Bagged lining are so nice! You will love this professional hem finish. This is also one of those techniques that might give you a headache at first but will be totally worth the satisfaction and boost in your sewing confidence afterwards. I simplified this tutorial a tiny bit and took tons of photos, so I’m hoping walking you through this process will make it easy and fun.
Let’s get started! I’m demonstrating this technique on the Kennedy coat just because it was easier to show you with a smaller garment. The pieces are the same as the Icon, but the proportions vary. The Kennedy pattern actually doesn’t called for a bagged lining (I wanted to give you a break) but you can add a bagged lining to any coat/jacket pattern that has a lining and I will talk more about that tomorrow. Tomorrow I will also show you the Kennedy hem method which is super easy and not bagged. (And one of these days I will actually release the Kennedy pattern! I’m sorry it is taking so long, I’m just doing finishing touches!)
Okay, let’s get started!
Bagged Lining Tutorial//
To prep your coat for a bagged lining, the outer coat should be finished with the collar basted on.
You lining should be assembled as well, including front facings and sleeves.
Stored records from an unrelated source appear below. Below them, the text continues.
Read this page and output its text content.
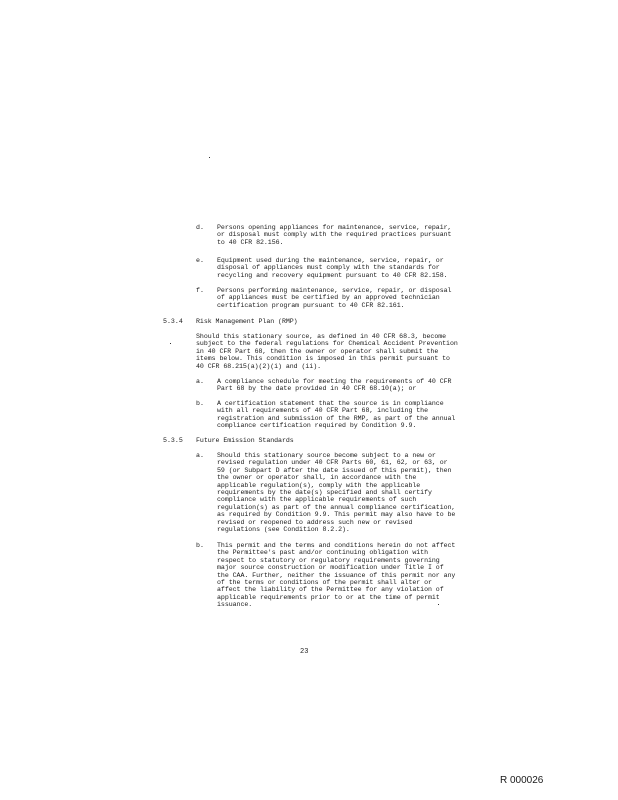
d. Persons opening appliances for maintenance, service, repair, or disposal must comply with the required practices pursuant to 40 CFR 82.156.
e. Equipment used during the maintenance, service, repair, or disposal of appliances must comply with the standards for recycling and recovery equipment pursuant to 40 CFR 82.158.
f. Persons performing maintenance, service, repair, or disposal of appliances must be certified by an approved technician certification program pursuant to 40 CFR 82.161.
5.3.4 Risk Management Plan (RMP)
Should this stationary source, as defined in 40 CFR 68.3, become subject to the federal regulations for Chemical Accident Prevention in 40 CFR Part 68, then the owner or operator shall submit the items below. This condition is imposed in this permit pursuant to 40 CFR 68.215(a)(2)(i) and (ii).
a. A compliance schedule for meeting the requirements of 40 CFR Part 68 by the date provided in 40 CFR 68.10(a); or
b. A certification statement that the source is in compliance with all requirements of 40 CFR Part 68, including the registration and submission of the RMP, as part of the annual compliance certification required by Condition 9.9.
5.3.5 Future Emission Standards
a. Should this stationary source become subject to a new or revised regulation under 40 CFR Parts 60, 61, 62, or 63, or 59 (or Subpart D after the date issued of this permit), then the owner or operator shall, in accordance with the applicable regulation(s), comply with the applicable requirements by the date(s) specified and shall certify compliance with the applicable requirements of such regulation(s) as part of the annual compliance certification, as required by Condition 9.9. This permit may also have to be revised or reopened to address such new or revised regulations (see Condition 8.2.2).
b. This permit and the terms and conditions herein do not affect the Permittee's past and/or continuing obligation with respect to statutory or regulatory requirements governing major source construction or modification under Title I of the CAA. Further, neither the issuance of this permit nor any of the terms or conditions of the permit shall alter or affect the liability of the Permittee for any violation of applicable requirements prior to or at the time of permit issuance.
23
R 000026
I scrounged for my lining, using little piece I had laying around, so the sleeves are rayon and the body is cotton. I didn’t have enough to make the horses run the same way so they are just running all over the place ;).
Your lining will have 3 openings. 2 of those are at the bottom of the lining/front facing seam. Leave about 3″ open at the bottom of this seam.
The other opening will be in the lining side seam. Leave 6″ open for turning later.
Clip off 1″ from the bottom of the lining. Leave the facing for now.
To sew the outer coat to the lining turn both inside out and place right sides together. Flip the collar DOWN so it becomes encased in the seam. Now pin the fronts and necklines together, matching the shoulder seams at the neckline. Pin well and stitch around these three edges.
Start and stop 1″ from the bottom of where the facing meets the front coat.
Now we are going to baste the hem of the outer coat. Fold up 1″ and pin.
Here is a view of the other side. The coat hem is flipped up 1″ and pinned all the way across the hem. Leave the facing and lining alone for now.
Beginning 3″ from the front, stitch hem in place at 1/4″ from fold with a baste stitch.
Here is a view of the outer hem (folded and basted, the facing (still long) and the lining (trimmed 1″). I think the most confusing part of this process is keeping track of all the different pieces and lengths, so hopefully this photo will give you a good checkpoint.
Now lay coat flat. We are focusing on the facing and outer hem right now. Clip the outer hem right where it lines up with the facing.
The clip should go 7/8″ and butt up against the stitching you just made at the hem fold.
Now stitch from the corner to the edge of the hem.
Clip the excess fabric.
Pull the lining out from under the coat like so:
Now match lining with hem with right sides together.
Pin all the way across.
View from the other side:
Now stitch all the way across them hem at 3/8″.
Trim all the corners of your coat and flip it rightside out through the hole in your lining.
Remove baste stitches at hem. Give your hem a good press, focusing on this corner.
Now you’ll need a needle and thread for finishing. Fold under the facing, catching the little bit of lining underneath.
Slip stitch this section closed.
Once you’ve done that you have three options to finalize the hem.
1) Press really well
2) Topstitch bottom edge of coat with matching thread.
3) Finish hem with hand stitching.
Your choice may depend on the type of fabric you are using and how you like the way the hem looks. I prefer to have the hem pressed well without topstitching or using a hand stitch to keep the hem flat. It is up to you though!
And you’re done! Not that bad, huh? Now you can admire your bagged lining!